Folha - O senhor entra com prazo estipulado para sair?
Garotinho -
Não. Eu vou ficar enquanto for necessário. Se necessário, até o final do governo.

Folha - Quais são as suas divergências com o Planalto?
Garotinho -
As convergências são maiores do que as divergências, porque a maioria das propostas colocadas no Plano Nacional de Segurança eu já propunha antes. Parece que houve até uma certa inspiração no meu programa nacional. Foi o que disse para o ministro Márcio Thomaz Bastos: dizer que o Rio está contra o Sistema Único de Segurança é uma inverdade porque seria uma contradição com tudo o que nós pregamos o tempo inteiro. Muitas propostas do plano são as nossas.
O que devemos separar é colaboração, integração, de intervenção direta. Ou seja, quem tem de processar as ações do Estado é o Estado, que tem legitimidade. Nós vivemos num Estado democrático e ele deve ser respeitado.

Folha - O senhor continua candidato a presidente em 2006?
Garotinho -
Eu ainda não tenho uma definição sobre este assunto. Acabo de completar 43 anos. Então, eu tenho um grande aliado a meu favor, o tempo.

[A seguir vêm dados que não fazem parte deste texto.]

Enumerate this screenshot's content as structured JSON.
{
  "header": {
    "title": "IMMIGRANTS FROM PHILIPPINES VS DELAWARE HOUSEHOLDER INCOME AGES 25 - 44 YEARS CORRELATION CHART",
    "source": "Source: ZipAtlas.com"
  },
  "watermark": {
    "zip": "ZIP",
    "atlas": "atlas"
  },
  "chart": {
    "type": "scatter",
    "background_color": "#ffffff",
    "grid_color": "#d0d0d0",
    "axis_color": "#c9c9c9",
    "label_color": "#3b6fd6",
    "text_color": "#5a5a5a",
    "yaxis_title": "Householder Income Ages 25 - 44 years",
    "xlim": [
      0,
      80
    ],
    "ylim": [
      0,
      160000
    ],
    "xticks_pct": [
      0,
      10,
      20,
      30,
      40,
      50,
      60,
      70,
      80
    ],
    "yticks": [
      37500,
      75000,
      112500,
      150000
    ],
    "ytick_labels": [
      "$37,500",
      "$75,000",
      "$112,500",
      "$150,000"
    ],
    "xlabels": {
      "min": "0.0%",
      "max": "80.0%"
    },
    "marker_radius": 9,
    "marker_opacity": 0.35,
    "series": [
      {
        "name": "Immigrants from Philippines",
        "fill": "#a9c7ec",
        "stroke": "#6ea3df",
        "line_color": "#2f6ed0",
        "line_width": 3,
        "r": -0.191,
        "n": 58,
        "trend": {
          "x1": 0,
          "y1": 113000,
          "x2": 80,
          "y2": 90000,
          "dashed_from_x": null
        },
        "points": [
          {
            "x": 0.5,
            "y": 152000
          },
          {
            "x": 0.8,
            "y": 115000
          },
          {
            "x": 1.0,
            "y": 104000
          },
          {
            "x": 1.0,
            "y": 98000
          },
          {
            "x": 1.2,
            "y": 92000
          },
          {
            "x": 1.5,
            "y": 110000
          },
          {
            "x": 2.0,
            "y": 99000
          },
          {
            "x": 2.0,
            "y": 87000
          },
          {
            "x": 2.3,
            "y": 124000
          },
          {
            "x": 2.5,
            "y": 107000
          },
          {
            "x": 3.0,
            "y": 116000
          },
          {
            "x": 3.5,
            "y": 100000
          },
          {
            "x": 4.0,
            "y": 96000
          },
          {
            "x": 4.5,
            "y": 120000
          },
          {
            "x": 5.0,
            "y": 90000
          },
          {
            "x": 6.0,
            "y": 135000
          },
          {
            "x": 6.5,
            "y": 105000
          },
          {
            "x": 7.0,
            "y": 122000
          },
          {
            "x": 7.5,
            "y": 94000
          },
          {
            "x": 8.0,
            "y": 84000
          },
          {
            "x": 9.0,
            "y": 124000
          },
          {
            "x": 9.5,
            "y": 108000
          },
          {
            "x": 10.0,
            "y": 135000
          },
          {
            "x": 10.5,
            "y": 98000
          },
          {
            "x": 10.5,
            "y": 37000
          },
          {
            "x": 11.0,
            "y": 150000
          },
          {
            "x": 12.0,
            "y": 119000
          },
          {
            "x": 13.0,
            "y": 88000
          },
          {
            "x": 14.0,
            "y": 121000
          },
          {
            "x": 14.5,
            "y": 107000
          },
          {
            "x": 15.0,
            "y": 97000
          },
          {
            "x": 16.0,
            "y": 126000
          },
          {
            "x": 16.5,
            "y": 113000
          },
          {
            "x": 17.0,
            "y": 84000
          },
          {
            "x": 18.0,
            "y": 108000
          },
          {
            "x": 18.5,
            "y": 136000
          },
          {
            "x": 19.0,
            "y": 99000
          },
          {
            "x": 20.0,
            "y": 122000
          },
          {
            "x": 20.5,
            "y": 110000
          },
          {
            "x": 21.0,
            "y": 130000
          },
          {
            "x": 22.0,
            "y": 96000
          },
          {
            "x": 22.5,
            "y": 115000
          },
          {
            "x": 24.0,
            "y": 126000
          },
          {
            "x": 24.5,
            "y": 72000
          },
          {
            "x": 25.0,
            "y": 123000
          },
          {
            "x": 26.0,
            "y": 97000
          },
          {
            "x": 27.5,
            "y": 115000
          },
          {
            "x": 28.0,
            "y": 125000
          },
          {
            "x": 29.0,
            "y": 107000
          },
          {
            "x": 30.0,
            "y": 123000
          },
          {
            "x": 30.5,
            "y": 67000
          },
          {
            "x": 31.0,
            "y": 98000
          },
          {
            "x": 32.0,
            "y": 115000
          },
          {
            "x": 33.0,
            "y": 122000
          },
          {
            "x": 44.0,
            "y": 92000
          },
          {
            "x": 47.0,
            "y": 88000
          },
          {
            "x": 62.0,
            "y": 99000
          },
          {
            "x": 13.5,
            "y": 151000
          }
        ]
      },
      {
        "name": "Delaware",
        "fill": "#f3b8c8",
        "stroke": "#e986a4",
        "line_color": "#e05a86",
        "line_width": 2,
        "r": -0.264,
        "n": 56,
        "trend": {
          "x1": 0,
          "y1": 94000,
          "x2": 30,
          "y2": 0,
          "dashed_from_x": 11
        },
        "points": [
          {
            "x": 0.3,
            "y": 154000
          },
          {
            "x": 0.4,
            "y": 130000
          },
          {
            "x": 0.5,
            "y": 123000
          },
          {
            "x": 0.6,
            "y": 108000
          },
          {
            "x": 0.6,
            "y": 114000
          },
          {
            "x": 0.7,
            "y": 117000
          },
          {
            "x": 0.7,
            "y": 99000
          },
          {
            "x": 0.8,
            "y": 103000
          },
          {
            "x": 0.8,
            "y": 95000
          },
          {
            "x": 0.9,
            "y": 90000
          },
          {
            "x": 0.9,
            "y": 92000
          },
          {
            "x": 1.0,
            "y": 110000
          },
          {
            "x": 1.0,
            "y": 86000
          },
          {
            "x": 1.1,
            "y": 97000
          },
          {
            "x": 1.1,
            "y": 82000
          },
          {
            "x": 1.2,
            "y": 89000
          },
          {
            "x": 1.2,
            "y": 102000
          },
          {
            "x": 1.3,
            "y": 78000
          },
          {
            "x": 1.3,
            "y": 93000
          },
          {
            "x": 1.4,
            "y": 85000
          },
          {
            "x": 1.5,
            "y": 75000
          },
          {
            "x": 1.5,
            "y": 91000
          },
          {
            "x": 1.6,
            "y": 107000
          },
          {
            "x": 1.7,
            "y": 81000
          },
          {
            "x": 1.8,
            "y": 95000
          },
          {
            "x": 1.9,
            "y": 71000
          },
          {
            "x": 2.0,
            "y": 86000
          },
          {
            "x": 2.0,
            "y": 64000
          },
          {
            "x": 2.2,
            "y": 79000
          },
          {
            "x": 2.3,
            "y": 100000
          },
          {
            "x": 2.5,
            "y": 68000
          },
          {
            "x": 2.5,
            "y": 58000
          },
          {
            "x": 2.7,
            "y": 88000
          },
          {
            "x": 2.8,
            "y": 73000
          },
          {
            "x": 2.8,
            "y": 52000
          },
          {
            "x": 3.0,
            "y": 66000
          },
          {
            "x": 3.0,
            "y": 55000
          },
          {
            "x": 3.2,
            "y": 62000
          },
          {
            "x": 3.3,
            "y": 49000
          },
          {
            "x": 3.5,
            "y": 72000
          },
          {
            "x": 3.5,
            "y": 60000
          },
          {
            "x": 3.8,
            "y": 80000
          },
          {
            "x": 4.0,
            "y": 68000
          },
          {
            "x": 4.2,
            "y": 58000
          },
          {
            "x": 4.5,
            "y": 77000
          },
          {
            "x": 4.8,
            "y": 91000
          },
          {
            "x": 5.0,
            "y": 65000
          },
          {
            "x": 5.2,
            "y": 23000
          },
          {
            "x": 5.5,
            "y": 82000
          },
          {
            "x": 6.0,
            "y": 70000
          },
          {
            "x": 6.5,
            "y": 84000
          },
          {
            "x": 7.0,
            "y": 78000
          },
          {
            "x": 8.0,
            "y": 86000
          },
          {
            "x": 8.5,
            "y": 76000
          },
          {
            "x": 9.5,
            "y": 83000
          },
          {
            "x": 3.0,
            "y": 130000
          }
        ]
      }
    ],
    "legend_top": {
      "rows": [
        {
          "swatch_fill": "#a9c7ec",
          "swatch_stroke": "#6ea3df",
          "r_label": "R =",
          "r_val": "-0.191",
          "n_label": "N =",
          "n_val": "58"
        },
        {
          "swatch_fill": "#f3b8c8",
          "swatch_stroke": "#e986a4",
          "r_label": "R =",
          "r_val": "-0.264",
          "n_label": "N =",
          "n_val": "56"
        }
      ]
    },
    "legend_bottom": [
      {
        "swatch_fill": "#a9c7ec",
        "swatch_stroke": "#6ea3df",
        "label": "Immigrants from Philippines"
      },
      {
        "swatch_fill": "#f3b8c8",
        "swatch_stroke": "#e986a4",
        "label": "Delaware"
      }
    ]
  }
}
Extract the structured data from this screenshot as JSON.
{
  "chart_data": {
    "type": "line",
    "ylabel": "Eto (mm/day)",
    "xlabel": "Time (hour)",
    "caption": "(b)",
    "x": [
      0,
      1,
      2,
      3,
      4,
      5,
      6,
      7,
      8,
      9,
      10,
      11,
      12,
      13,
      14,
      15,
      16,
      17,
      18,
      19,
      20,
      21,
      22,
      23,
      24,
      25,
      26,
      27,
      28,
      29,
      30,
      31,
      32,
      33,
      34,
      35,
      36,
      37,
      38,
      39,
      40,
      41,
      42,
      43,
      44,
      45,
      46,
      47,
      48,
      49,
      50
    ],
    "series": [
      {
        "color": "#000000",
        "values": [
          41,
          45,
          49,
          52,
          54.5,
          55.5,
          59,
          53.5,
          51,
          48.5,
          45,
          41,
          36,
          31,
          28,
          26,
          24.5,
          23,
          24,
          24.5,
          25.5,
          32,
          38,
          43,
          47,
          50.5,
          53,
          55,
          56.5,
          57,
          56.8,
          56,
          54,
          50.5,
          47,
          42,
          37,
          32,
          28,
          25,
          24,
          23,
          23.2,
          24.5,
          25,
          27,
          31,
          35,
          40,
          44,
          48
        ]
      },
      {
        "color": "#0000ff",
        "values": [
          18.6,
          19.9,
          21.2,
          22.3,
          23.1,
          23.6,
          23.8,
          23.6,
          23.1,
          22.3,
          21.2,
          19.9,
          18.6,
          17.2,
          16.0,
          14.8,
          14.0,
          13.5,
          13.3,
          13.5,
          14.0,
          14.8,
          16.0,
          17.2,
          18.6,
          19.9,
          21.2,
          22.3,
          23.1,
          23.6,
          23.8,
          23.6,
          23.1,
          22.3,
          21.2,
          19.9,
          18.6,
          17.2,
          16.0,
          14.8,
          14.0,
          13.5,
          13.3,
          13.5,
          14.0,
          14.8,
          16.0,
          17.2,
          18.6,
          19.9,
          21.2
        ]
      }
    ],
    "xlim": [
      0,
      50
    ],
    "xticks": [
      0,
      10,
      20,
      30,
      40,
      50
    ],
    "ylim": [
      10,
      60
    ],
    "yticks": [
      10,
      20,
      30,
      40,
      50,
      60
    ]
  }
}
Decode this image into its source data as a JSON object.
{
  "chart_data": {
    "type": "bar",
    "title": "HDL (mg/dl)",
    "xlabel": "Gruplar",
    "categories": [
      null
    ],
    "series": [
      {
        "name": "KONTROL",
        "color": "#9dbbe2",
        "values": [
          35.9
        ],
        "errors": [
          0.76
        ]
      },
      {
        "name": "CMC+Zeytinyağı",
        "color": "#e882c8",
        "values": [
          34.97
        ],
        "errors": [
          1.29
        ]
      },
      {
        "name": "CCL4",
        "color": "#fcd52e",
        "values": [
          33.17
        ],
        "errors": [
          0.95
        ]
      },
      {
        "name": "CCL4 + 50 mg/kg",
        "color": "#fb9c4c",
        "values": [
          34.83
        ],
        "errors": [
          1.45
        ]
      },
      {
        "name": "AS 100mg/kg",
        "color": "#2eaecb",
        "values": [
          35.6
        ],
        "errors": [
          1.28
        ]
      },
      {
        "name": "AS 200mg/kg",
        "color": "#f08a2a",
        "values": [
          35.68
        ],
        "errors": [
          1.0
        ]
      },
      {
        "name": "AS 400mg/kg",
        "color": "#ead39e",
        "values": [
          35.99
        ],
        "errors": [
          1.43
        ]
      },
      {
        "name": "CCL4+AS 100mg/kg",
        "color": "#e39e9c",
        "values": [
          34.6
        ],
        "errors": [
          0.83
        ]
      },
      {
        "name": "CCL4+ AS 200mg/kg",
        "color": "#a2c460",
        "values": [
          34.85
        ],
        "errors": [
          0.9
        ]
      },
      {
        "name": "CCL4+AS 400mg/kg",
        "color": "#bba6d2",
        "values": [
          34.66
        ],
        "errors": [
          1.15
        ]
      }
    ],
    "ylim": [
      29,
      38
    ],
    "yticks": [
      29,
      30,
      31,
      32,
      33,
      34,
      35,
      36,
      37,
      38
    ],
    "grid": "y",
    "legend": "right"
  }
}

Neste momento, eu só penso 24 horas por dia numa coisa, a Secretaria de Segurança Pública, que eu assumo na segunda-feira.

Folha - Qual será seu primeiro ato?
Garotinho -
Mandar um recado que tem várias direções: não vai haver diferença para ninguém. O recado é para todo mundo. Não me venham com privilégios. Para os que acham que bandido tem de ser punido porque é bandido e que eu que uso farda posso agir errado. Não pode. O recado vai também para os que acham que a gente vai fazer uma polícia patrimonialista, uma polícia para os ricos. Não vamos fazer uma polícia nem para os ricos nem para os pobres. Faremos para a sociedade.